Premiês das Ilhas Salomão, Manasseh Sogavare (esq.), e da China, Li Keqiang (Foto: fmprc.gov.cn)

Em julho, para evitar uma possível aquisição chinesa, a Austrália e a empresa privada Telstra gastaram US$ 1,6 bilhão para comprar a Digicel Pacific, a principal empresa de telecomunicações em Papua Nova Guiné e outras nações insulares do Pacífico. (A Digicel abordou a Austrália, alegando que uma empresa estatal chinesa estava tentando adquiri-la). A contribuição de Canberra para o negócio totalizou $ 1,3 bilhão em dinheiro do contribuinte – mais do que os gastos anuais de assistência ao desenvolvimento no exterior da Austrália para toda a região do Pacífico. Considerando que a aquisição da Digicel não impedirá que outros provedores de telecomunicações chineses vendam seus serviços para a região, alguns especialistas do Pacífico questionaram se o investimento da Austrália valeu a pena.

Na cúpula do G-20 deste mês, os Estados Unidos e o Japão anunciaram que ajudariam a financiar a compra da Digicel pela Austrália. Isso é extremamente incomum, senão sem precedentes – um exemplo de Washington e Tóquio gastando dinheiro público para ajudar indiretamente uma empresa australiana.

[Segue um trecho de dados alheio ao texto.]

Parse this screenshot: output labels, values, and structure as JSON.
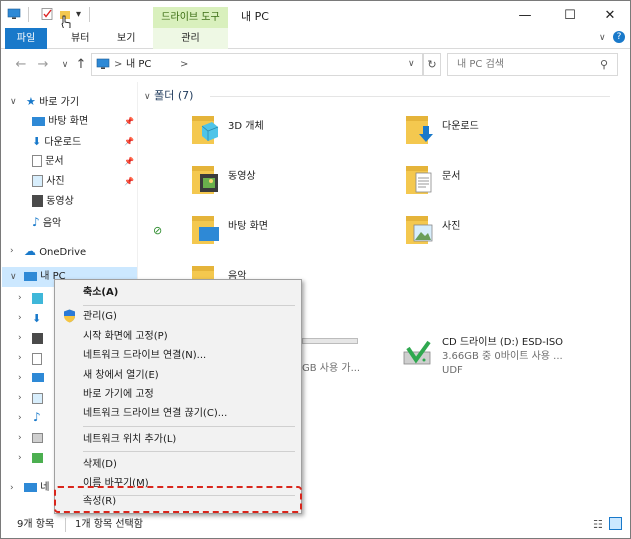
{
  "window": {
    "title": "내 PC",
    "context_tab_group": "드라이브 도구",
    "minimize": "—",
    "maximize": "☐",
    "close": "✕"
  },
  "ribbon": {
    "tabs": {
      "file": "파일",
      "view_partial": "뷰터",
      "view": "보기",
      "manage": "관리"
    }
  },
  "address": {
    "path_sep": ">",
    "location": "내 PC",
    "search_placeholder": "내 PC 검색"
  },
  "nav_pane": {
    "quick_access": "바로 가기",
    "quick_items": [
      {
        "label": "바탕 화면",
        "pinned": true
      },
      {
        "label": "다운로드",
        "pinned": true
      },
      {
        "label": "문서",
        "pinned": true
      },
      {
        "label": "사진",
        "pinned": true
      },
      {
        "label": "동영상",
        "pinned": false
      },
      {
        "label": "음악",
        "pinned": false
      }
    ],
    "onedrive": "OneDrive",
    "this_pc": "내 PC",
    "network_partial": "네"
  },
  "content": {
    "group_header": "폴더 (7)",
    "folders": [
      {
        "label": "3D 개체"
      },
      {
        "label": "다운로드"
      },
      {
        "label": "동영상"
      },
      {
        "label": "문서"
      },
      {
        "label": "바탕 화면"
      },
      {
        "label": "사진"
      },
      {
        "label": "음악"
      }
    ],
    "drive_c_partial": "GB 사용 가...",
    "drive_d": {
      "name": "CD 드라이브 (D:) ESD-ISO",
      "usage": "3.66GB 중 0바이트 사용 ...",
      "fs": "UDF"
    }
  },
  "context_menu": {
    "items": [
      {
        "label": "축소(A)",
        "bold": true
      },
      {
        "label": "관리(G)",
        "icon": "shield-icon"
      },
      {
        "label": "시작 화면에 고정(P)"
      },
      {
        "label": "네트워크 드라이브 연결(N)..."
      },
      {
        "label": "새 창에서 열기(E)"
      },
      {
        "label": "바로 가기에 고정"
      },
      {
        "label": "네트워크 드라이브 연결 끊기(C)..."
      },
      {
        "label": "네트워크 위치 추가(L)"
      },
      {
        "label": "삭제(D)"
      },
      {
        "label": "이름 바꾸기(M)"
      },
      {
        "label": "속성(R)"
      }
    ]
  },
  "status": {
    "count": "9개 항목",
    "selection": "1개 항목 선택함"
  },
  "colors": {
    "file_tab": "#1979ca",
    "context_tab": "#d9f0bd",
    "selection": "#cce8ff",
    "highlight_border": "#d9261c",
    "folder_yellow": "#f4c84f"
  }
}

Em agosto, outro vizinho em desenvolvimento da Austrália apareceu. O Timor Leste abordou Canberra para resolver um impasse com a empresa australiana Woodside Energy. A empresa estatal de Timor Leste, Timor Gap, detém uma participação de controlo no campo de gás Greater Sunrise no Mar de Timor. A Woodside Energy é a futura operadora do projeto. Timor Leste quer o gás canalizado e processado na sua costa sul; a Woodside Energy quer canalizá-lo para Darwin, no Território do Norte da Austrália, onde existe uma instalação de processamento. É um desentendimento que já dura 20 anos.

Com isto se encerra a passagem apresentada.